A middle-aged wood witch and former prostitute, Granny May longs to know who hurt her girl, but fear of consequences prevents her from pursuing it with Rory. Brown’s subtle backstory of Bonni and Conner’s romance contrasts with the rawness and graphic depiction of mountain life in the 50s. Flooding of mountain valleys for “progress” disrupted Appalachian culture and forced a reluctant relationship with those living in towns and cities. Amy Greene’s “Long Man” shows the resistance of one woman against such flooding by the government. In Brown’s story, the event is long-reaching, since the main road literally heads straight into the man-made lake. As in Amy Greene’s debut novel “Bloodroot,” a body part is used as symbolism of a South yet alive with Pagan ways while tightly holding its secrets.

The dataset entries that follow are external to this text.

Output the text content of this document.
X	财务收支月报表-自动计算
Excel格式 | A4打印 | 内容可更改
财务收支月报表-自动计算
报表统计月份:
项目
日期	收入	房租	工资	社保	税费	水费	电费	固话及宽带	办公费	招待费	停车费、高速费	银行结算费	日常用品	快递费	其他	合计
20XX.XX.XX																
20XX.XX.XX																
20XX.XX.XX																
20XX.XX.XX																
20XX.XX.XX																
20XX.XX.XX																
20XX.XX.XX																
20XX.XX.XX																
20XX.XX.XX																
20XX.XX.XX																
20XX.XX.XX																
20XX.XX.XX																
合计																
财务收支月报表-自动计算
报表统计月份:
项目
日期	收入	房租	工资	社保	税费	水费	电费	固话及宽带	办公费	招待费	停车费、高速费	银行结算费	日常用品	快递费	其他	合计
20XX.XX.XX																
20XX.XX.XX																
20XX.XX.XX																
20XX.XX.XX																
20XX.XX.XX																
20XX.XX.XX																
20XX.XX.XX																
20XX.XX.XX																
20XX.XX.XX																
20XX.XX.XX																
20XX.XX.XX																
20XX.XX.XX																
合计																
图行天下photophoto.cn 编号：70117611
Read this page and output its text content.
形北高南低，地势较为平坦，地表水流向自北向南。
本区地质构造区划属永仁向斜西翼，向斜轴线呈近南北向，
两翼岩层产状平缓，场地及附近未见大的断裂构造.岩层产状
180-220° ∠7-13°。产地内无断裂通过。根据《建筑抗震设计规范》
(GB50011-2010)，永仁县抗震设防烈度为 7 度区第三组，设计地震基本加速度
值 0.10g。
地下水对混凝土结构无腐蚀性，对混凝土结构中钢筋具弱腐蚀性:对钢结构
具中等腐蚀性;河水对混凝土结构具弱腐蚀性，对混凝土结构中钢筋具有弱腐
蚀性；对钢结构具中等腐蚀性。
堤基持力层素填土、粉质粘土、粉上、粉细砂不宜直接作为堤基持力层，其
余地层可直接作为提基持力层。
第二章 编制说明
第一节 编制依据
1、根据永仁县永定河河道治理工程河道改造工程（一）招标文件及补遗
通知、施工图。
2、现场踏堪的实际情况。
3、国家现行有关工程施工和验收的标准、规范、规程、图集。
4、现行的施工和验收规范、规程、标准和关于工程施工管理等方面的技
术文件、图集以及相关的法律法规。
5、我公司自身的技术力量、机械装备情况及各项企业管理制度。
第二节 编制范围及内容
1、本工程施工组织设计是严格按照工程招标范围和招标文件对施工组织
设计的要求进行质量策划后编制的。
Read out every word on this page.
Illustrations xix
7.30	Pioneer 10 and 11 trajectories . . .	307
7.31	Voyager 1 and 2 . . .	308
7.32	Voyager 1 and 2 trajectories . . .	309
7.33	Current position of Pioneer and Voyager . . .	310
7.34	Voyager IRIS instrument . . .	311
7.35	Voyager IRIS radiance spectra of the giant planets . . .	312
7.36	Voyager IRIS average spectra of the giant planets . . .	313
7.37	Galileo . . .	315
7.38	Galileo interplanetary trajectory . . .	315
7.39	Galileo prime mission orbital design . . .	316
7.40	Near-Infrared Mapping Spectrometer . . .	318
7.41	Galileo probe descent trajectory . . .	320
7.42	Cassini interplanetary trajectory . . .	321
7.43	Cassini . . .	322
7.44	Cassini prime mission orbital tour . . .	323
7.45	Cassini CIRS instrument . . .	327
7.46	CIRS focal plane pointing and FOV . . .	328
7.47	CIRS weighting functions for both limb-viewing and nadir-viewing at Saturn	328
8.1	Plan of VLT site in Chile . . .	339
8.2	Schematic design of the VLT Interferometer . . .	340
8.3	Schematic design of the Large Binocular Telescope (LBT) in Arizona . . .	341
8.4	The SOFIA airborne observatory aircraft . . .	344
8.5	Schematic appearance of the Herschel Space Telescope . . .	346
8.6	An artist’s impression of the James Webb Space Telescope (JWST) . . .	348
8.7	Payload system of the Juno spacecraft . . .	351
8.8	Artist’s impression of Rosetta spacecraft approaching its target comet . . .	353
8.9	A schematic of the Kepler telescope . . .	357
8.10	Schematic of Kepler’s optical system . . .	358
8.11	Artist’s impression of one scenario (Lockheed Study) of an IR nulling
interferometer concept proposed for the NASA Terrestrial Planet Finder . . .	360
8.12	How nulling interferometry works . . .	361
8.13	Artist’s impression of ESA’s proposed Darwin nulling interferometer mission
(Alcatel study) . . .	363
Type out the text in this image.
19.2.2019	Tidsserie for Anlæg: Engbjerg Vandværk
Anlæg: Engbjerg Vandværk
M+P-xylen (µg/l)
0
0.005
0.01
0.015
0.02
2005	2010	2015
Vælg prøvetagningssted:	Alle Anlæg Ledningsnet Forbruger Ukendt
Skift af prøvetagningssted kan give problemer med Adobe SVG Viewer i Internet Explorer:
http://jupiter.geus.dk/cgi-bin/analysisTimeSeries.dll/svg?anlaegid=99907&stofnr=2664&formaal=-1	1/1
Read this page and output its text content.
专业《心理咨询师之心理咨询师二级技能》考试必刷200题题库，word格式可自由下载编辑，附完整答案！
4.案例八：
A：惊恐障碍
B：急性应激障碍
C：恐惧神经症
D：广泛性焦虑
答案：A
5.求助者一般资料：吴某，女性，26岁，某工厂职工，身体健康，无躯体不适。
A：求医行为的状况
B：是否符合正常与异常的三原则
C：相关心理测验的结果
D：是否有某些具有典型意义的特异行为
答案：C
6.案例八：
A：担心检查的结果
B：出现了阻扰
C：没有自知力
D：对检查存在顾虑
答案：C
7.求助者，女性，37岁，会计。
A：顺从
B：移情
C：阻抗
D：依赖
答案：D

Taylor Brown digs out niches in his historical fiction—last vestiges of whiskey runners and nascent NASCAR, river kings, the lawlessness at the end of the civil war—getting down to the nitty-gritty of hard-living, developing complex characters who maintain their integrity in impossible situations. He gets a bit too “real” sometimes; for instance, there’s a lot of spitting in this book, some of it from Granny May—so much spitting. In one scene, Eustace flicks his nephew in the nuts. Graphic details can overwhelm the reader, such as when Rory’s rival purposely hits a deer and Brown describes the specifics of the deer’s physical suffering. Having said that, the reader leaves the novel with a sense of having learned history not found in textbooks, such as exactly what someone who drives illegal booze through the mountains does to his car to outrun the revenuers. It’s a definite must-read.